24 dinner plates, 25 dessert plates, 28 glasses, 11 sheets, 9 bedcovers, 10 pillows and that’s a start.
I was moving from one city to another. I won’t lie, I wasn’t really thrilled by the sheer volume of the material possessions that I had hoarded during six years of my life at a place which I knew was my temporary home. I looked closely at the seemingly unending rows of things. Many were duplicates. Most of them were bought and forgotten about. Till that day when I had to pack my bags.
When pushed to the corner of the room, both metaphorically and literally, I realised there are things that I really want. A cup of coffee or tea; the luxury of curling up in my favourite chair with a book or with my treasured Kindle; looking out at nature from this cosy corner of the world. The excitement and/or joy at the probability of experiencing these tiny pleasures revealed to be manifold. I felt the deep urge to achieve these pleasures.
The tangible sense of achievement that dawns when one is able to feel the pulse of his/er/their own existence lies in experiencing life. Living is experiencing. Material things like the innumerable cutlery I used to own at one point in my life can or can not be carried forward. But I can tell my son stories of my adventures and misadventures. Through this process of shared experiences, maybe my son will gain a new vision of life.

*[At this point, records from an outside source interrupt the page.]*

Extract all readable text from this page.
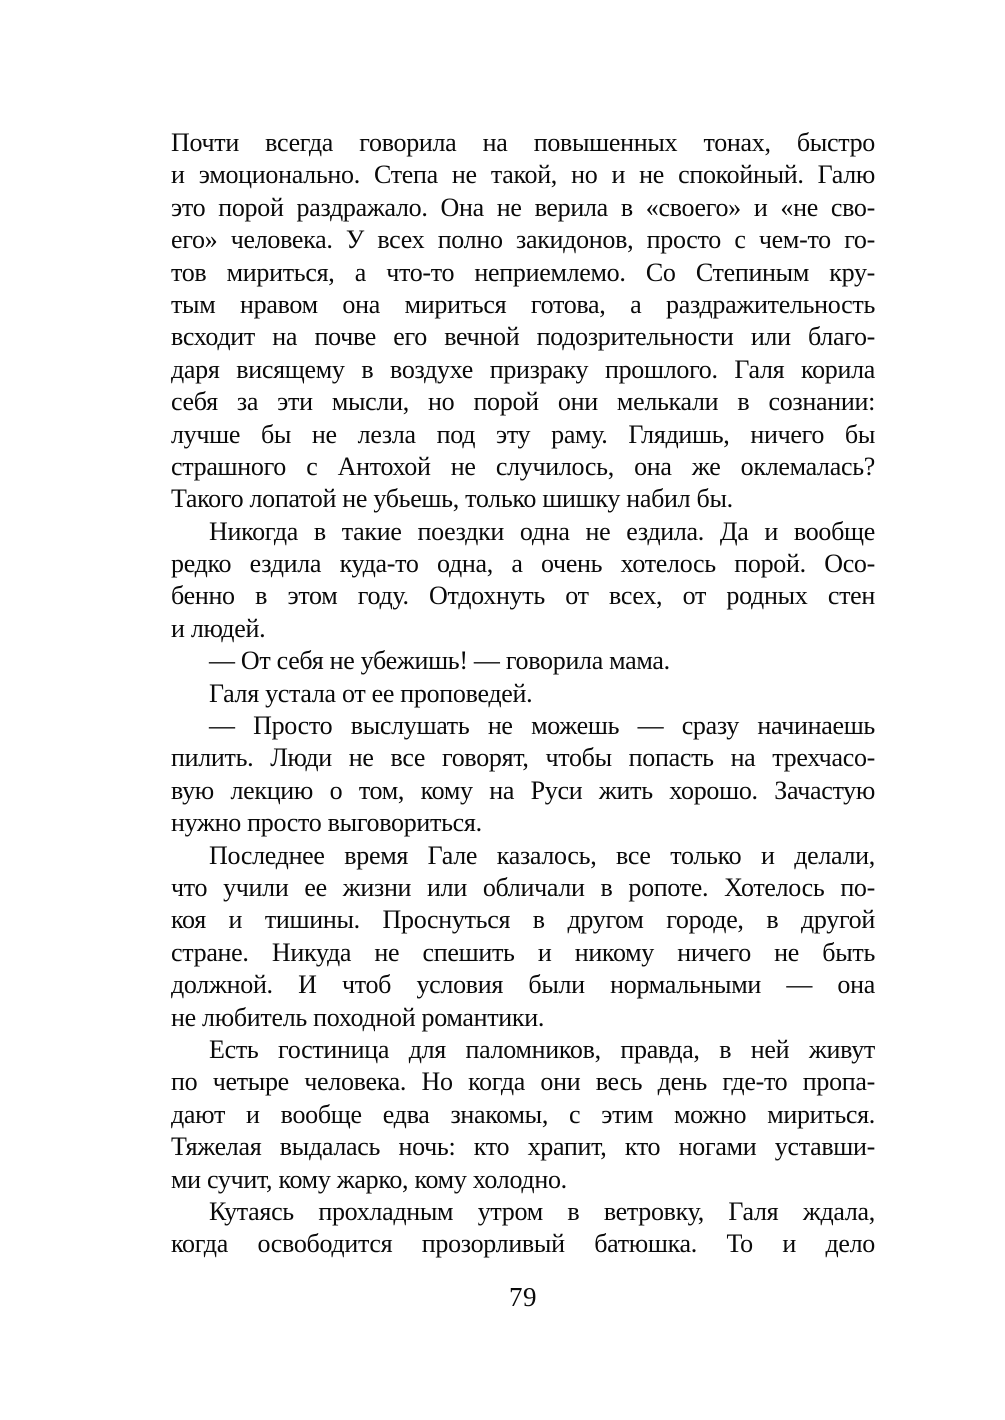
Почти всегда говорила на повышенных тонах, быстро
и эмоционально. Степа не такой, но и не спокойный. Галю
это порой раздражало. Она не верила в «своего» и «не сво-
его» человека. У всех полно закидонов, просто с чем-то го-
тов мириться, а что-то неприемлемо. Со Степиным кру-
тым нравом она мириться готова, а раздражительность
всходит на почве его вечной подозрительности или благо-
даря висящему в воздухе призраку прошлого. Галя корила
себя за эти мысли, но порой они мелькали в сознании:
лучше бы не лезла под эту раму. Глядишь, ничего бы
страшного с Антохой не случилось, она же оклемалась?
Такого лопатой не убьешь, только шишку набил бы.
Никогда в такие поездки одна не ездила. Да и вообще
редко ездила куда-то одна, а очень хотелось порой. Осо-
бенно в этом году. Отдохнуть от всех, от родных стен
и людей.
— От себя не убежишь! — говорила мама.
Галя устала от ее проповедей.
— Просто выслушать не можешь — сразу начинаешь
пилить. Люди не все говорят, чтобы попасть на трехчасо-
вую лекцию о том, кому на Руси жить хорошо. Зачастую
нужно просто выговориться.
Последнее время Гале казалось, все только и делали,
что учили ее жизни или обличали в ропоте. Хотелось по-
коя и тишины. Проснуться в другом городе, в другой
стране. Никуда не спешить и никому ничего не быть
должной. И чтоб условия были нормальными — она
не любитель походной романтики.
Есть гостиница для паломников, правда, в ней живут
по четыре человека. Но когда они весь день где-то пропа-
дают и вообще едва знакомы, с этим можно мириться.
Тяжелая выдалась ночь: кто храпит, кто ногами уставши-
ми сучит, кому жарко, кому холодно.
Кутаясь прохладным утром в ветровку, Галя ждала,
когда освободится прозорливый батюшка. То и дело
79
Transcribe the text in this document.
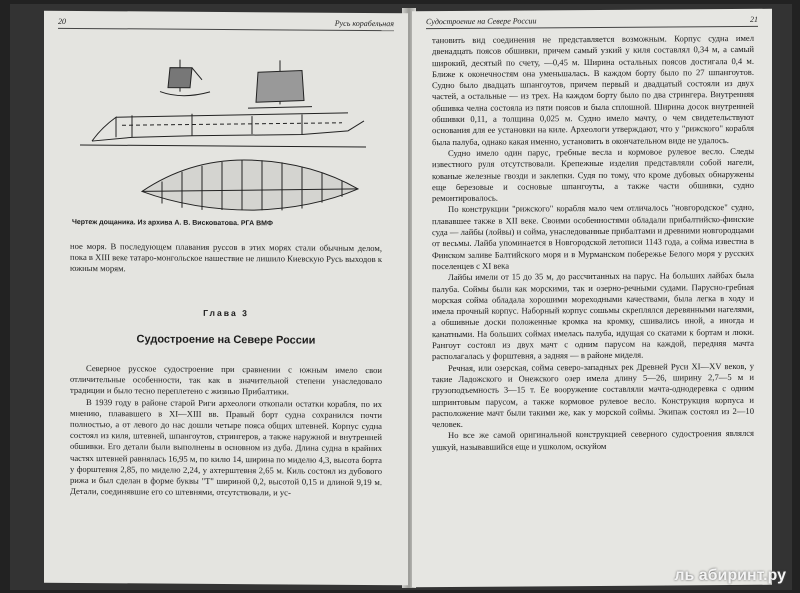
20	Русь корабельная
Чертеж дощаника. Из архива А. В. Висковатова. РГА ВМФ

ное моря. В последующем плавания руссов в этих морях стали обычным делом, пока в XIII веке татаро-монгольское нашествие не лишило Киевскую Русь выходов к южным морям.

Глава 3
Судостроение на Севере России

Северное русское судостроение при сравнении с южным имело свои отличительные особенности, так как в значительной степени унаследовало традиции и было тесно переплетено с жизнью Прибалтики.

В 1939 году в районе старой Риги археологи откопали остатки корабля, по их мнению, плававшего в XI—XIII вв. Правый борт судна сохранился почти полностью, а от левого до нас дошли четыре пояса общих штевней. Корпус судна состоял из киля, штевней, шпангоутов, стрингеров, а также наружной и внутренней обшивки. Его детали были выполнены в основном из дуба. Длина судна в крайних частях штевней равнялась 16,95 м, по килю 14, ширина по миделю 4,3, высота борта у форштевня 2,85, по миделю 2,24, у ахтерштевня 2,65 м. Киль состоял из дубового рижа и был сделан в форме буквы "Т" шириной 0,2, высотой 0,15 и длиной 9,19 м. Детали, соединявшие его со штевнями, отсутствовали, и ус-

Судостроение на Севере России	21

тановить вид соединения не представляется возможным. Корпус судна имел двенадцать поясов обшивки, причем самый узкий у киля составлял 0,34 м, а самый широкий, десятый по счету, —0,45 м. Ширина остальных поясов достигала 0,4 м. Ближе к оконечностям она уменьшалась. В каждом борту было по 27 шпангоутов. Судно было двадцать шпангоутов, причем первый и двадцатый состояли из двух частей, а остальные — из трех. На каждом борту было по два стрингера. Внутренняя обшивка челна состояла из пяти поясов и была сплошной. Ширина досок внутренней обшивки 0,11, а толщина 0,025 м. Судно имело мачту, о чем свидетельствуют основания для ее установки на киле. Археологи утверждают, что у "рижского" корабля была палуба, однако какая именно, установить в окончательном виде не удалось.

Судно имело один парус, гребные весла и кормовое рулевое весло. Следы известного руля отсутствовали. Крепежные изделия представляли собой нагели, кованые железные гвозди и заклепки. Судя по тому, что кроме дубовых обнаружены еще березовые и сосновые шпангоуты, а также части обшивки, судно ремонтировалось.

По конструкции "рижского" корабля мало чем отличалось "новгородское" судно, плававшее также в XII веке. Своими особенностями обладали прибалтийско-финские суда — лайбы (лойвы) и сойма, унаследованные прибалтами и древними новгородцами от весьмы. Лайба упоминается в Новгородской летописи 1143 года, а сойма известна в Финском заливе Балтийского моря и в Мурманском побережье Белого моря у русских поселенцев с XI века

Лайбы имели от 15 до 35 м, до рассчитанных на парус. На больших лайбах была палуба. Соймы были как морскими, так и озерно-речными судами. Парусно-гребная морская сойма обладала хорошими мореходными качествами, была легка в ходу и имела прочный корпус. Наборный корпус сошьмы скреплялся деревянными нагелями, а обшивные доски положенные кромка на кромку, сшивались иной, а иногда и канатными. На больших соймах имелась палуба, идущая со скатами к бортам и люки. Рангоут состоял из двух мачт с одним парусом на каждой, передняя мачта располагалась у форштевня, а задняя — в районе миделя.

Речная, или озерская, сойма северо-западных рек Древней Руси XI—XV веков, у такие Ладожского и Онежского озер имела длину 5—26, ширину 2,7—5 м и грузоподъемность 3—15 т. Ее вооружение составляли мачта-однодеревка с одним шпринтовым парусом, а также кормовое рулевое весло. Конструкция корпуса и расположение мачт были такими же, как у морской соймы. Экипаж состоял из 2—10 человек.

Но все же самой оригинальной конструкцией северного судостроения являлся ушкуй, называвшийся еще и ушколом, оскуйом

ль абиринт.ру
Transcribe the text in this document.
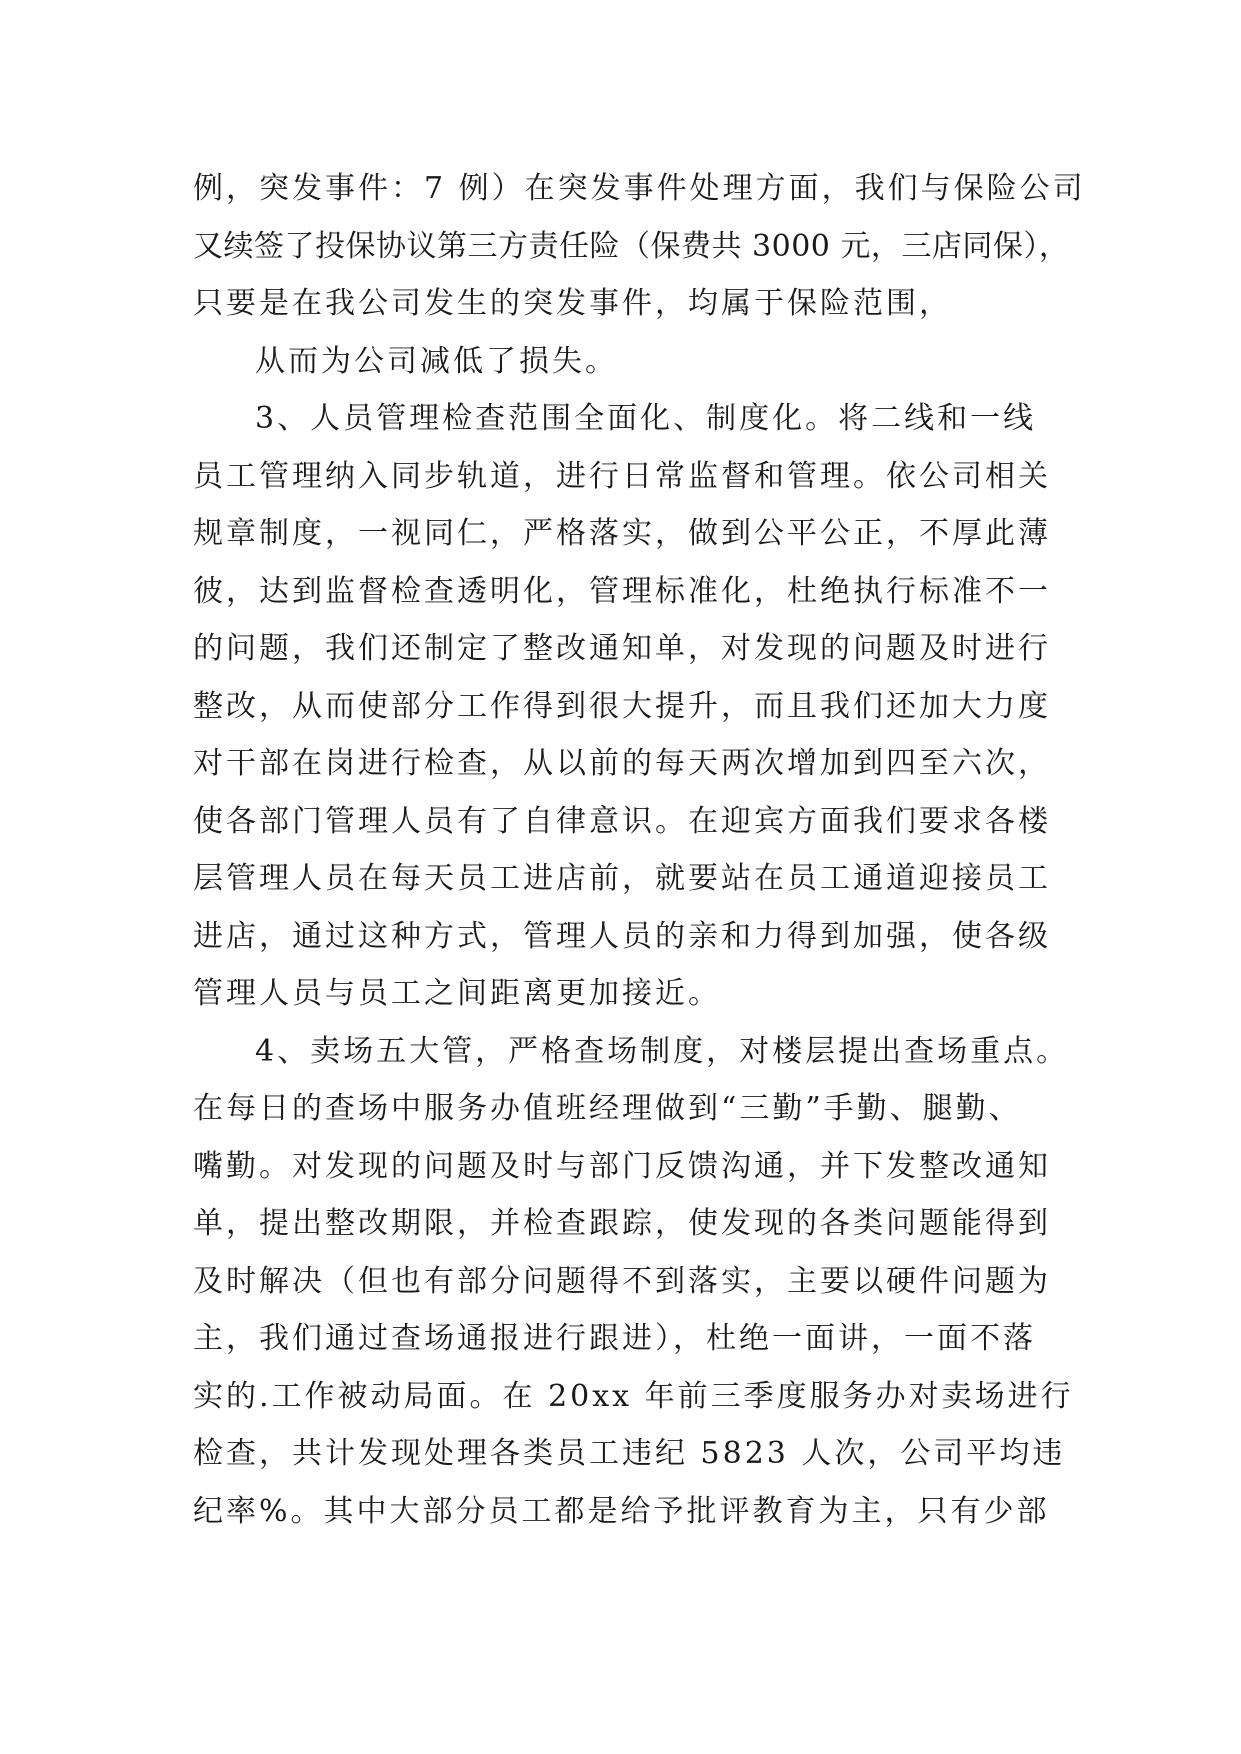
例，突发事件：7 例）在突发事件处理方面，我们与保险公司
又续签了投保协议第三方责任险（保费共 3000 元，三店同保），
只要是在我公司发生的突发事件，均属于保险范围，
从而为公司减低了损失。
3、人员管理检查范围全面化、制度化。将二线和一线
员工管理纳入同步轨道，进行日常监督和管理。依公司相关
规章制度，一视同仁，严格落实，做到公平公正，不厚此薄
彼，达到监督检查透明化，管理标准化，杜绝执行标准不一
的问题，我们还制定了整改通知单，对发现的问题及时进行
整改，从而使部分工作得到很大提升，而且我们还加大力度
对干部在岗进行检查，从以前的每天两次增加到四至六次，
使各部门管理人员有了自律意识。在迎宾方面我们要求各楼
层管理人员在每天员工进店前，就要站在员工通道迎接员工
进店，通过这种方式，管理人员的亲和力得到加强，使各级
管理人员与员工之间距离更加接近。
4、卖场五大管，严格查场制度，对楼层提出查场重点。
在每日的查场中服务办值班经理做到“三勤”手勤、腿勤、
嘴勤。对发现的问题及时与部门反馈沟通，并下发整改通知
单，提出整改期限，并检查跟踪，使发现的各类问题能得到
及时解决（但也有部分问题得不到落实，主要以硬件问题为
主，我们通过查场通报进行跟进），杜绝一面讲，一面不落
实的.工作被动局面。在 20xx 年前三季度服务办对卖场进行
检查，共计发现处理各类员工违纪 5823 人次，公司平均违
纪率%。其中大部分员工都是给予批评教育为主，只有少部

This desire to delve into the core of desire is however not solely altruistic. Gaining a sense of letting go is my way of investing time and efforts in intangibly precious things, like, researching on flamingos; following sunsets; and chasing squirrels in a highly inappropriate manner.
And here, I digress.
The Tiny House movement in Europe, United States of America, Australia, and New Zealand amongst others, had actually made me consider this way of life prior to my scandalous self-revelation of being a hoarder. The mantra of this movement is that an individual can thrive even when fitting all of their unique possessions in a tiny space not more than 400 odd square feet.
This is exactly the opposite of the way of life where most of us are going for larger living spaces, then filling up these spaces with expensive furniture and state of the art utilities and footing huge bills. Sometimes individuals even slide into debts in order to maintain this façade of living well.
But then, what is living well?
Many resources on this pale blue dot are limited. Hence, it is essential that we, the present generation of decision makers, choose to reduce our footprints. We could use more second-hand things, re-use before refuse, and the most important thing- nurture. We need to nurture planet Earth, the next generation Earthlings and ourselves.
The pleasure of nurturing is that it has a cascading effect and in the memory of this speck of dust in the universe, we will continue to live on in the communal memory forever.
After all, who does not want to live king-size forever?
Debalina Das is the creative non-fiction editor of The Pine Cone Review. Coming from a Bengali Middle Class comparatively progressive family, the opportunities to visit, stay and volunteer in Denmark, Switzerland, USA and India have allowed her to envision the world from different perspectives. This exposure to the local languages, art, food, homes, textiles, society and beliefs of a cross-section of society has curated her interests and broadened her horizons. All these have taught her to never carry an umbrella, get wet, be confident in yoga pants, bake like Nigella, treasure the content and not worry about the fluff.